The issue is not just domestic. Internationally, fake degrees are epidemic. Diploma mills in India are cranking out papers faster than they can be counted, and Pakistan’s national airline just fired 350 people after a crackdown on forged qualifications.
And for one more twist… verification doesn’t only uncover fake degrees, but can sniff out an exaggeration. We saw a prime example of this when George O’Leary held the position of Notre Dame Football coach for just five days. His resume said he had a master’s degree in education from New York University. Yes, he was a student there, but he never earned that degree. O’Leary also said he played football at the University of New Hampshire. You guessed it… that never happened either.
Former Yahoo CEO Scott Thompson got an accounting degree, but for 10 years his resume claimed it was a degree in computer science. The college he attended didn’t even offer a computer science degree until four years after Thompson graduated.

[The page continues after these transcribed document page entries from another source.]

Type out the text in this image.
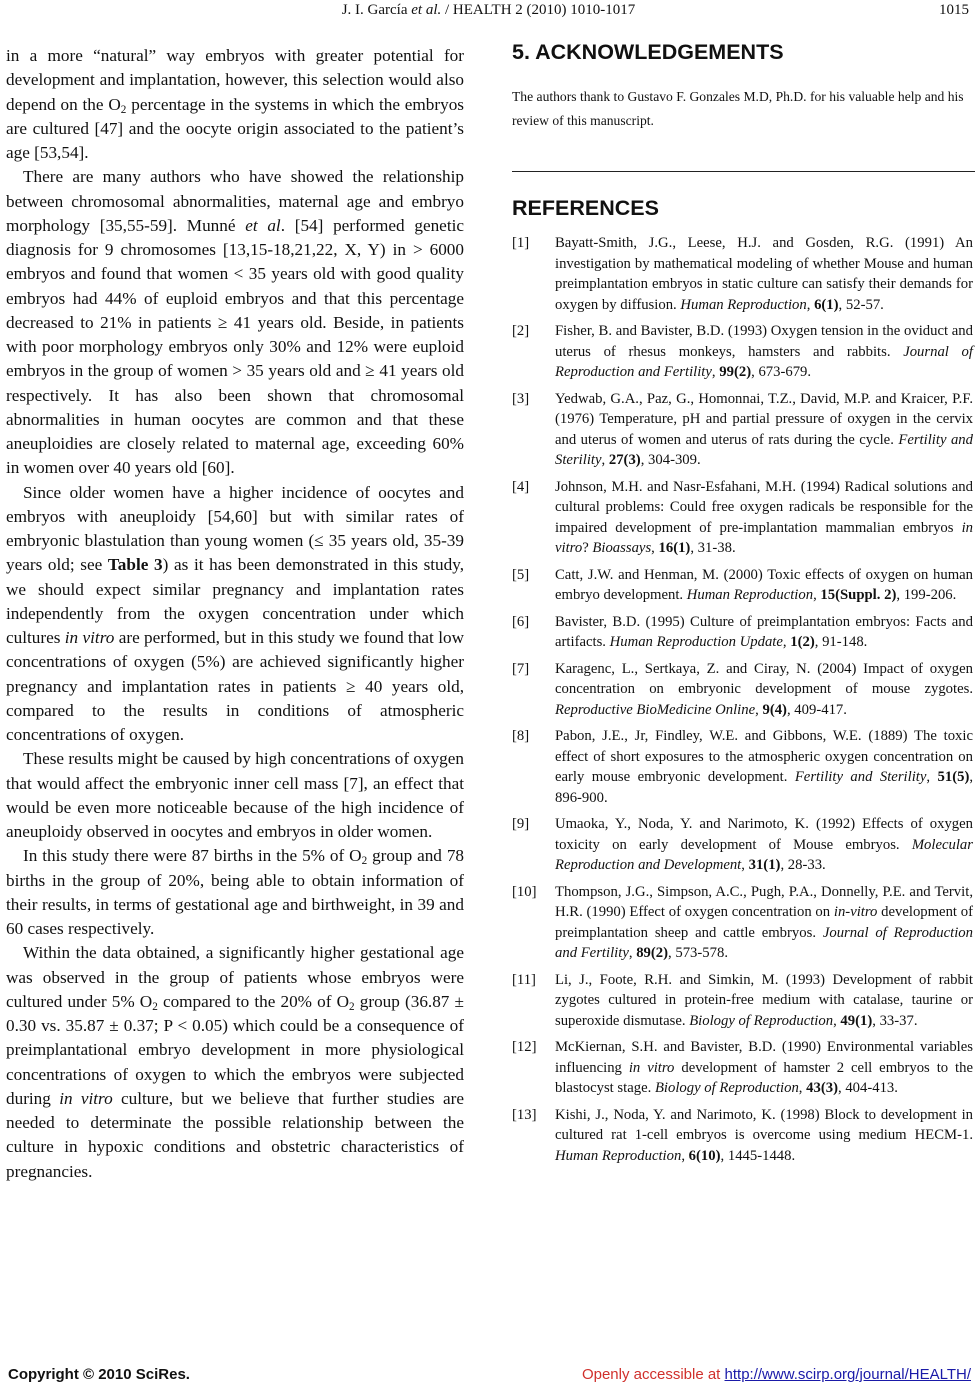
J. I. García et al. / HEALTH 2 (2010) 1010-1017	1015

in a more “natural” way embryos with greater potential for development and implantation, however, this selection would also depend on the $O_2$ percentage in the systems in which the embryos are cultured [47] and the oocyte origin associated to the patient’s age [53,54].

There are many authors who have showed the relationship between chromosomal abnormalities, maternal age and embryo morphology [35,55-59]. Munné et al. [54] performed genetic diagnosis for 9 chromosomes [13,15-18,21,22, X, Y) in > 6000 embryos and found that women < 35 years old with good quality embryos had 44% of euploid embryos and that this percentage decreased to 21% in patients ≥ 41 years old. Beside, in patients with poor morphology embryos only 30% and 12% were euploid embryos in the group of women > 35 years old and ≥ 41 years old respectively. It has also been shown that chromosomal abnormalities in human oocytes are common and that these aneuploidies are closely related to maternal age, exceeding 60% in women over 40 years old [60].

Since older women have a higher incidence of oocytes and embryos with aneuploidy [54,60] but with similar rates of embryonic blastulation than young women (≤ 35 years old, 35-39 years old; see Table 3) as it has been demonstrated in this study, we should expect similar pregnancy and implantation rates independently from the oxygen concentration under which cultures in vitro are performed, but in this study we found that low concentrations of oxygen (5%) are achieved significantly higher pregnancy and implantation rates in patients ≥ 40 years old, compared to the results in conditions of atmospheric concentrations of oxygen.

These results might be caused by high concentrations of oxygen that would affect the embryonic inner cell mass [7], an effect that would be even more noticeable because of the high incidence of aneuploidy observed in oocytes and embryos in older women.

In this study there were 87 births in the 5% of $O_2$ group and 78 births in the group of 20%, being able to obtain information of their results, in terms of gestational age and birthweight, in 39 and 60 cases respectively.

Within the data obtained, a significantly higher gestational age was observed in the group of patients whose embryos were cultured under 5% $O_2$ compared to the 20% of $O_2$ group (36.87 ± 0.30 vs. 35.87 ± 0.37; P < 0.05) which could be a consequence of preimplantational embryo development in more physiological concentrations of oxygen to which the embryos were subjected during in vitro culture, but we believe that further studies are needed to determinate the possible relationship between the culture in hypoxic conditions and obstetric characteristics of pregnancies.

5. ACKNOWLEDGEMENTS

The authors thank to Gustavo F. Gonzales M.D, Ph.D. for his valuable help and his review of this manuscript.

REFERENCES
[1] Bayatt-Smith, J.G., Leese, H.J. and Gosden, R.G. (1991) An investigation by mathematical modeling of whether Mouse and human preimplantation embryos in static culture can satisfy their demands for oxygen by diffusion. Human Reproduction, 6(1), 52-57.
[2] Fisher, B. and Bavister, B.D. (1993) Oxygen tension in the oviduct and uterus of rhesus monkeys, hamsters and rabbits. Journal of Reproduction and Fertility, 99(2), 673-679.
[3] Yedwab, G.A., Paz, G., Homonnai, T.Z., David, M.P. and Kraicer, P.F. (1976) Temperature, pH and partial pressure of oxygen in the cervix and uterus of women and uterus of rats during the cycle. Fertility and Sterility, 27(3), 304-309.
[4] Johnson, M.H. and Nasr-Esfahani, M.H. (1994) Radical solutions and cultural problems: Could free oxygen radicals be responsible for the impaired development of pre-implantation mammalian embryos in vitro? Bioassays, 16(1), 31-38.
[5] Catt, J.W. and Henman, M. (2000) Toxic effects of oxygen on human embryo development. Human Reproduction, 15(Suppl. 2), 199-206.
[6] Bavister, B.D. (1995) Culture of preimplantation embryos: Facts and artifacts. Human Reproduction Update, 1(2), 91-148.
[7] Karagenc, L., Sertkaya, Z. and Ciray, N. (2004) Impact of oxygen concentration on embryonic development of mouse zygotes. Reproductive BioMedicine Online, 9(4), 409-417.
[8] Pabon, J.E., Jr, Findley, W.E. and Gibbons, W.E. (1889) The toxic effect of short exposures to the atmospheric oxygen concentration on early mouse embryonic development. Fertility and Sterility, 51(5), 896-900.
[9] Umaoka, Y., Noda, Y. and Narimoto, K. (1992) Effects of oxygen toxicity on early development of Mouse embryos. Molecular Reproduction and Development, 31(1), 28-33.
[10] Thompson, J.G., Simpson, A.C., Pugh, P.A., Donnelly, P.E. and Tervit, H.R. (1990) Effect of oxygen concentration on in-vitro development of preimplantation sheep and cattle embryos. Journal of Reproduction and Fertility, 89(2), 573-578.
[11] Li, J., Foote, R.H. and Simkin, M. (1993) Development of rabbit zygotes cultured in protein-free medium with catalase, taurine or superoxide dismutase. Biology of Reproduction, 49(1), 33-37.
[12] McKiernan, S.H. and Bavister, B.D. (1990) Environmental variables influencing in vitro development of hamster 2 cell embryos to the blastocyst stage. Biology of Reproduction, 43(3), 404-413.
[13] Kishi, J., Noda, Y. and Narimoto, K. (1998) Block to development in cultured rat 1-cell embryos is overcome using medium HECM-1. Human Reproduction, 6(10), 1445-1448.
Copyright © 2010 SciRes.	Openly accessible at http://www.scirp.org/journal/HEALTH/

This week, a local election is getting heated over a similar issue in Cottonwood, California. Challenger Harley North says current Tehama County School Superintendent Charles Allen lied about earning a master’s degree in educational leadership. Allen says he earned "the equivalent" of a master’s degree. The job description requires a master’s, so North says Allen lied on his job application. Allen says the Department of Education didn’t have trouble with his qualifications and the outrage is purely political.
So, with all of these examples, the issue of education verification should be crystal clear. But what can you do.
Best Practices for Employers Gathering Information for Education Verification:
- Obtain full name used when attending school or institution
- Obtain dates of attendance or graduation date
- Have a clear indication of whether a GED, diploma or degree was earned, and what type.
- Name of institution, including city, state and campus
Ways to Tell if a Degree is Fake:
- Did the applicant provide all of the information indicated above?
- Does the name of the institution seems obscure or similar to a well-known university?
- Can the school’s physical location be verified through additional resources? Is it a PO box or someone’s residence?
- Verify if the school is accredited through a government resource such as www.chea.org or www.unesco.org.